One doctor’s vision to improve heart health in the bush has expanded into a dream to deliver a wide range of specialist services to Queenslanders disadvantaged by the state’s vast distances.
Heart of Australia founder Dr Rolf Gomes first took his mobile cardiology clinic on the road in late 2014 – packed into a custom-made road train – to five towns in south west Queensland.
But already the team has expanded to include respiratory and sleep medicine, endocrinology, gastroenterology and renal colleagues, with more to join the roster when a second truck hits the bitumen and bulldust next year.
The specialist medical centre on wheels now visits more than a dozen towns from Hughenden, Winton and Longreach in central west Queensland to Goondiwindi and Stanthorpe near the NSW border.
Dr Gomes admits he has had to run the gauntlet of vested interests and bureaucracy, and as seen on ABC TV’s Australian Story, he has been disappointed with the lack of support from Queensland Health.
He told the limbic that while Queensland Health said they don’t fund private specialist outreach services, they’ve referred over 350 patients from public hospitals to his service.
“We’ve seen 1,601 new cardiac patients while the whole of Queensland Health’s cardiac outreach has seen 1,340 patients. We are now the dominant service provider in cardiac health in rural and regional Queensland and still growing.”
He added that telehealth has a role to play in rural health but said it was naïve to think it was the ‘silver bullet’ in every situation.
“It is better when it can be added on to face-to-face consultations with patients – after the first meeting when a lot of ground has been covered in terms of physical assessment and establishing rapport and trust.”

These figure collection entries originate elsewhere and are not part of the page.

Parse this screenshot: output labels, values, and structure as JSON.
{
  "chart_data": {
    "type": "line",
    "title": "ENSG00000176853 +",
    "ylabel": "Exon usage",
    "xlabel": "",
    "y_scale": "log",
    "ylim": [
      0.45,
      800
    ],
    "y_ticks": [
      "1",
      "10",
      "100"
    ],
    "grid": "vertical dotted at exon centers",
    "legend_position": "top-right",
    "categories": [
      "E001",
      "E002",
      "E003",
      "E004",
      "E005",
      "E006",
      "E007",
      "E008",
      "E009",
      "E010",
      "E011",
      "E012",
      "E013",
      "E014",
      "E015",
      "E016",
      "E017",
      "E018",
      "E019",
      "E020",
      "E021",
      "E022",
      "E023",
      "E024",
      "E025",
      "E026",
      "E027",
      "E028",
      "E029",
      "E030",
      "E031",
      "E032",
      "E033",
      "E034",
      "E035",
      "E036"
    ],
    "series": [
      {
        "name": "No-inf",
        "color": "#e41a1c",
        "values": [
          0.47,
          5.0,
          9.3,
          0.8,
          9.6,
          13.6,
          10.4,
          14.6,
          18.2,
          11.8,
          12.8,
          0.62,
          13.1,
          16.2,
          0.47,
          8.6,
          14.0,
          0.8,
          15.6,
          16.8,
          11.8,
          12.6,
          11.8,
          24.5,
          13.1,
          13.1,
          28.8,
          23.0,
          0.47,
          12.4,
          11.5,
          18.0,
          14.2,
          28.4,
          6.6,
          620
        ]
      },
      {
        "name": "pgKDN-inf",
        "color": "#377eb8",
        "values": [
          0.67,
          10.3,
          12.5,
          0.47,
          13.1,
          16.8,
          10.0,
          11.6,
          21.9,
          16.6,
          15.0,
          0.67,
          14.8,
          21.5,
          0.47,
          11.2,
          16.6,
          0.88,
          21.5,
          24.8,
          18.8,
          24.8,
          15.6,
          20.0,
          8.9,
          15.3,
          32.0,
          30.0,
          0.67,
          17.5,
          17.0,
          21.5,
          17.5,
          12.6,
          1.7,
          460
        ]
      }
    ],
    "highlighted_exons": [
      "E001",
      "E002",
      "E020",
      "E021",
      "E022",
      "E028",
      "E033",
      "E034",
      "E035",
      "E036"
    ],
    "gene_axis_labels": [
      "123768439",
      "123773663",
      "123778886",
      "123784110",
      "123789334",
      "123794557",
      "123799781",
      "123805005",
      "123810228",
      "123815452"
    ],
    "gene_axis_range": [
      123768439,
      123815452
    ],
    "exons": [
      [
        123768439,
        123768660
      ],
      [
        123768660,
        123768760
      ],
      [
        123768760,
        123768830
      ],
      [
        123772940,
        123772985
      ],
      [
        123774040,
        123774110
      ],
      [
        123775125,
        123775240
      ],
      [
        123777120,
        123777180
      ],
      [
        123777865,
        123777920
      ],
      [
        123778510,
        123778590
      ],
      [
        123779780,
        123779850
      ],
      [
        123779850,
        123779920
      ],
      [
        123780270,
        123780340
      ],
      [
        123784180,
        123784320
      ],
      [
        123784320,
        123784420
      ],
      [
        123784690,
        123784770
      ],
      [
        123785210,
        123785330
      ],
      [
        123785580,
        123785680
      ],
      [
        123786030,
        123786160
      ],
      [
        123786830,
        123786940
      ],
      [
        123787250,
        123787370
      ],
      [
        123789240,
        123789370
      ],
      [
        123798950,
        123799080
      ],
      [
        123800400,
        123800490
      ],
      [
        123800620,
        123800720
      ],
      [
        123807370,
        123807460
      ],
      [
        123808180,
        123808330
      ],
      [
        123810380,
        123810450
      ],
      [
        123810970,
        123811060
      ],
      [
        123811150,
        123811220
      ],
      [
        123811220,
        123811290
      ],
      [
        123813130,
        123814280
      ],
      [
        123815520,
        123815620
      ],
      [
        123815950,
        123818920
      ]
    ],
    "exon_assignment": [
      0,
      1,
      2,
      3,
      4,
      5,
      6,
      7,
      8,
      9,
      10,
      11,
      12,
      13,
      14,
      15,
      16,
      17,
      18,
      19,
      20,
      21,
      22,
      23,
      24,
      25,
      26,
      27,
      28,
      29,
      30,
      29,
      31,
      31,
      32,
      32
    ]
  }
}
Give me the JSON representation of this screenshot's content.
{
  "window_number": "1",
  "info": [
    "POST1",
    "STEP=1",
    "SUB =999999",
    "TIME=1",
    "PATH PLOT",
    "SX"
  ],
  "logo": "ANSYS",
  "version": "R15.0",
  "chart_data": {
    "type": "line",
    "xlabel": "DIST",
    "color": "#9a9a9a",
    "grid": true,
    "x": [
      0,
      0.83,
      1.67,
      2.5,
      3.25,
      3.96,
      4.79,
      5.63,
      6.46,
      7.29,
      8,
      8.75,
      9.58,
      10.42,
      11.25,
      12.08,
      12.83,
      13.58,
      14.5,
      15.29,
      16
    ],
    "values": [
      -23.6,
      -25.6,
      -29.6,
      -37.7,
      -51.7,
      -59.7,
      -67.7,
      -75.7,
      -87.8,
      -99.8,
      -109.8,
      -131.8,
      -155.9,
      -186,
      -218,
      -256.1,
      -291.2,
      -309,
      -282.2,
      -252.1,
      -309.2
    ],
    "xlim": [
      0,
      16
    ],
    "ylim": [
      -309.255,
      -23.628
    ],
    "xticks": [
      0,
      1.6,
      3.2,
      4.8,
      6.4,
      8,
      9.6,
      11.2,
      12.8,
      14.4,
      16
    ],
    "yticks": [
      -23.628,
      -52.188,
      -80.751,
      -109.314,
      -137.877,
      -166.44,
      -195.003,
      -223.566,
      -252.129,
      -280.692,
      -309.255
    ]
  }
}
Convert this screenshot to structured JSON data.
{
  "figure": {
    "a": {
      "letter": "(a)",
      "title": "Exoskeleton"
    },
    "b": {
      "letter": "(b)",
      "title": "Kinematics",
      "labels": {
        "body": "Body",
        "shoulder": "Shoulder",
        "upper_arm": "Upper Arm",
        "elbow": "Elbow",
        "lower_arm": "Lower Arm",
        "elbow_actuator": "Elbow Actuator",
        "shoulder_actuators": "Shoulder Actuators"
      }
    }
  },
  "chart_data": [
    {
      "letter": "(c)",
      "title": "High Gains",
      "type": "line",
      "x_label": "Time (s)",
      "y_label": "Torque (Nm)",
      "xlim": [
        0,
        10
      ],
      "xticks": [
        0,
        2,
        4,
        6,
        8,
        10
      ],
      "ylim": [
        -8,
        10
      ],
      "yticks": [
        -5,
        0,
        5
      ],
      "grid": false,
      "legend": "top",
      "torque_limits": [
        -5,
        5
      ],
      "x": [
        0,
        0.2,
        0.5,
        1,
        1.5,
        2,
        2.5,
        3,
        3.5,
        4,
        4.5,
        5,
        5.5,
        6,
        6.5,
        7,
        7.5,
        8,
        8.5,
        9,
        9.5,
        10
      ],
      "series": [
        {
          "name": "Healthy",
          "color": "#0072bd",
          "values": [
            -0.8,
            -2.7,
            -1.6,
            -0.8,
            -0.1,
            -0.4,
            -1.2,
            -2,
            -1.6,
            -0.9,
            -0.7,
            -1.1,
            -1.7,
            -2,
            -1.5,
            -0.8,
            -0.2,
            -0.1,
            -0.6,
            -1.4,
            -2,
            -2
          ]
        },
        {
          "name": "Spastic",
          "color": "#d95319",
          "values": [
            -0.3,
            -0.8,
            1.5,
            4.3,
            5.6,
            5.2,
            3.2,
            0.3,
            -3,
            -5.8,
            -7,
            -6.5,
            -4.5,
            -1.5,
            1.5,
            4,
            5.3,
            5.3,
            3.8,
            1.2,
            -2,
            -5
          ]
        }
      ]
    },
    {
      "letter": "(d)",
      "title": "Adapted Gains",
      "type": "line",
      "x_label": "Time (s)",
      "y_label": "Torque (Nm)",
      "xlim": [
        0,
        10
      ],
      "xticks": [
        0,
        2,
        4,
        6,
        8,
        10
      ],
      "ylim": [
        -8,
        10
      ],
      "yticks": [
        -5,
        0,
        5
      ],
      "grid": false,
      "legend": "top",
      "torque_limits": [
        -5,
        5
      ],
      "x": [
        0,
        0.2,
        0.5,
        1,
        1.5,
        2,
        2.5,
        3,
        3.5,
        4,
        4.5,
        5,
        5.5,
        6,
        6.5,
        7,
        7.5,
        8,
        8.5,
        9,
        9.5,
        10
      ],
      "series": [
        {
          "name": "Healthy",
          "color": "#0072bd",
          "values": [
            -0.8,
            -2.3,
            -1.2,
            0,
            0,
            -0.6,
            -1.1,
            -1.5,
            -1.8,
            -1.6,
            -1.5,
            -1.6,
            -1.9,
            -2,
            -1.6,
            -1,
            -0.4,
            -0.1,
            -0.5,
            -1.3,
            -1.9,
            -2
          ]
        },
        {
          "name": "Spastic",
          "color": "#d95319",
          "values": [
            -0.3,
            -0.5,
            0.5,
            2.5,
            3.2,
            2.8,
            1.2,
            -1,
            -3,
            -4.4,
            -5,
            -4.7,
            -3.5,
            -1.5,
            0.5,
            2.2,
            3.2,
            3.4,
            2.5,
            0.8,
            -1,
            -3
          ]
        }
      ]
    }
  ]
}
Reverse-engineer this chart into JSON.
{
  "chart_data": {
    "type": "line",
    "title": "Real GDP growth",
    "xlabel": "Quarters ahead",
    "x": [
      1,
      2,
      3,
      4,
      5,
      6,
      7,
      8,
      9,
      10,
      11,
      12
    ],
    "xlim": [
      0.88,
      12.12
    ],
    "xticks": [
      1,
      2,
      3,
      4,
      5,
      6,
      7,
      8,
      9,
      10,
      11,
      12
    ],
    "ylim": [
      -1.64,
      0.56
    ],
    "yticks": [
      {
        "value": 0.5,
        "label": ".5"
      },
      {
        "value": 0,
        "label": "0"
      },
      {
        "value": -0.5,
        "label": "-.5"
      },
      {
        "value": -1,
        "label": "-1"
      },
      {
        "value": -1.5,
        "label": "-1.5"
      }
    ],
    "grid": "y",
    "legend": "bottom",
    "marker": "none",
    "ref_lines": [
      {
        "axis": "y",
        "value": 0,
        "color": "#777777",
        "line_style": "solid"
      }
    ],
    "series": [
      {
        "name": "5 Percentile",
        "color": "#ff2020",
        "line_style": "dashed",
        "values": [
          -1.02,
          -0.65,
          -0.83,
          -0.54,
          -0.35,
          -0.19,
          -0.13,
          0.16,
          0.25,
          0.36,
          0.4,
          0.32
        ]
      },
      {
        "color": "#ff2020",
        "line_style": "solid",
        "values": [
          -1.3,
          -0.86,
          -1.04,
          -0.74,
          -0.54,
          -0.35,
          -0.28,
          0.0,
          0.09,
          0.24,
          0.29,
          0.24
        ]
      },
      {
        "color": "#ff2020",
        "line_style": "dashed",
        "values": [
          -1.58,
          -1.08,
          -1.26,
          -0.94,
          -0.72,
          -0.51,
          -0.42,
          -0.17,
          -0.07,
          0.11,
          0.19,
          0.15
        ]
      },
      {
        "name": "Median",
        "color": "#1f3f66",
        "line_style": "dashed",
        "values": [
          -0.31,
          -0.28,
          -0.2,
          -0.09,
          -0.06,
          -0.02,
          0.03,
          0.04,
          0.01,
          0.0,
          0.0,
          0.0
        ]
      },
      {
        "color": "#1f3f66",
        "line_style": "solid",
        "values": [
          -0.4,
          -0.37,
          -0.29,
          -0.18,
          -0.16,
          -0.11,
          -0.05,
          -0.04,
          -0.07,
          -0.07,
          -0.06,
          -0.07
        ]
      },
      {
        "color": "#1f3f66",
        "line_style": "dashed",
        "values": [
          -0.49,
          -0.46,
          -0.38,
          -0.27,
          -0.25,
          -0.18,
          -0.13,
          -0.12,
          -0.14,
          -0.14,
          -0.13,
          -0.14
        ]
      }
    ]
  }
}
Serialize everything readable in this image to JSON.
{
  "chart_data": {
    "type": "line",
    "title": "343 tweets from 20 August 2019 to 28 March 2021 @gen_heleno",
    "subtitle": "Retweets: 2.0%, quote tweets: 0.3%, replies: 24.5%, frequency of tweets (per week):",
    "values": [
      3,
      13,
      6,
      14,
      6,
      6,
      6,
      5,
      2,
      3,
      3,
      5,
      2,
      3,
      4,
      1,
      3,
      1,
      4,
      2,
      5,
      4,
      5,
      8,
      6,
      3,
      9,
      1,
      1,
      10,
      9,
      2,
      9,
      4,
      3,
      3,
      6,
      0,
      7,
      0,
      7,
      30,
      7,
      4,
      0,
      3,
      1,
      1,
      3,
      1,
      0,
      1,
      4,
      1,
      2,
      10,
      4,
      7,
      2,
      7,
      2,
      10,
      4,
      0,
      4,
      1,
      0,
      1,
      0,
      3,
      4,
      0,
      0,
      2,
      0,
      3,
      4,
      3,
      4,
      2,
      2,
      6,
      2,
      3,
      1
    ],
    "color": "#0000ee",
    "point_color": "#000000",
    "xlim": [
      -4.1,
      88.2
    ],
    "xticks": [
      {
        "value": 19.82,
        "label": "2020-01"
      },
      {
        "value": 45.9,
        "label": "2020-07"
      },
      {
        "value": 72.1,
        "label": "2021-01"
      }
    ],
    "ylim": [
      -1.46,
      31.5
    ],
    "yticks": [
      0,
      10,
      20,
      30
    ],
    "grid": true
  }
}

Dr Gomes said the success of Heart of Australia has been due to broad community support and engagement from medical specialists with ‘a generosity of spirit’.
“We’re trying to sustainably deliver a medical specialist workforce into these areas. The profession has some responsibility to provide these services. We need to be part of the solution.”
An anonymous donor has contributed $1 million to build the second mobile clinic.